Limitations and conclusion

This study has some limitations. Firstly, while DEX was administered to suppress the HPA axis, this may not have resulted in a complete suppression during acute stress. DEX principally acts on the pituitary to suppress ACTH and cortisol production [24]. Thus given the blunted cortisol levels in the DEX condition, we can be certain that the observed outcomes were not due to peripheral increases in cortisol during stress. However since DEX does not cross the blood–brain barrier [24], acute stimulation of the HPA axis may have resulted in central increases in CRF, contributing to some of our effects. In addition, we administered PROP to effectively block sAA release by inhibiting beta-adrenergic receptor activation [22]. However, since PROP crosses the blood–brain barrier, it may have only partially blocked the effects of peripheral or central adrenaline and noradrenaline, via effects on the beta-adrenergic receptors but not via alpha adrenergic receptors [56]. Thus, we recognize that the effects of PROP and DEX on the physiology of the stress systems may be more widespread and nuanced, and that both pharmacological agents may have effects that extend beyond the observed decreases in sAA and cortisol responses.
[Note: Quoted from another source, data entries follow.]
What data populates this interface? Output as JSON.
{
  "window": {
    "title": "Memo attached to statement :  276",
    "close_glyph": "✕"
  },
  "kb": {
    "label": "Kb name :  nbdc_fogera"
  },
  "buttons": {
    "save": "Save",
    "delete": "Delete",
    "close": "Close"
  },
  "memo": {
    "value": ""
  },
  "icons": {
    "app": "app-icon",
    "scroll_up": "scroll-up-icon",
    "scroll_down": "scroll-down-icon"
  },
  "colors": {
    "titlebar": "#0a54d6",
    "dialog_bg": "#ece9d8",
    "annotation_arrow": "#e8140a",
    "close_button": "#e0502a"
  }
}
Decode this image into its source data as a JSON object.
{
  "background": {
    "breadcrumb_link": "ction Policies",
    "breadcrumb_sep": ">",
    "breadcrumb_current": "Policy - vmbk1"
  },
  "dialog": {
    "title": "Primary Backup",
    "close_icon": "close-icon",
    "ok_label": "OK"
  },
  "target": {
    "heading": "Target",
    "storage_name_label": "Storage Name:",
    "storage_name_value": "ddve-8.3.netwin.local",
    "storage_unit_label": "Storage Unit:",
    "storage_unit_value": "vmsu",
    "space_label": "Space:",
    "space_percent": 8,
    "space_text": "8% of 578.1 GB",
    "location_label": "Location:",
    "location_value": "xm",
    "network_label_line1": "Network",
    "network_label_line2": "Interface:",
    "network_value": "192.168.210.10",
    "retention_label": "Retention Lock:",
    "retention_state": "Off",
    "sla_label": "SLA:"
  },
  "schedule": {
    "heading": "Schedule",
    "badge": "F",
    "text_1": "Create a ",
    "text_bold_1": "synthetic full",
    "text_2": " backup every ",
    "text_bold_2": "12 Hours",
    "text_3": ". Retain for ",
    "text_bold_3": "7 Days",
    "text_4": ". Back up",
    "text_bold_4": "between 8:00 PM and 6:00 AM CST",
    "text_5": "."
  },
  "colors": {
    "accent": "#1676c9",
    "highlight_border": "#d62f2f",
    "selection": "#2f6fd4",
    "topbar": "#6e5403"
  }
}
Secondly, we assessed sex as a binary factor. Given that estrogen and progesterone exert strong modulating effects on the HPA axis [13], future investigations should include assessements of these gonadal hormones to examine their role in the sex-related effects we observed. Relatedly, since we only included women in the luteal phase our results may not generalize to women in other menstrual phases, or those on oral contraceptives [57]. Moreover, given the limited age range of our participants, whether our results can be generalized across all ages is yet to be determined. In addition, given that higher biomarker reactivity to stress in men was not associated with detrimental affective responses to stress, our findings cannot comment on the potential mechanisms that underlie the onset and maintenance of stress-related neuropsychiatric disorders in men. Relatedly, we used limited measures to assess psychological effects of stress. Future studies should consider investigating affective and cognitive processes (e.g., social threat assessment, emotional memory), since these may have been altered in men (and women) across drug conditions.

Notwithstanding these limitations, this study demonstrates that men and women differentially rely on the HPA axis and SNS during stress. Importantly, sex-specific compensatory patterns and affective outcomes emerge when either stress system is functionally compromised, highlighting a potential mechanism underlying increased vulnerability for psychopathologies in women.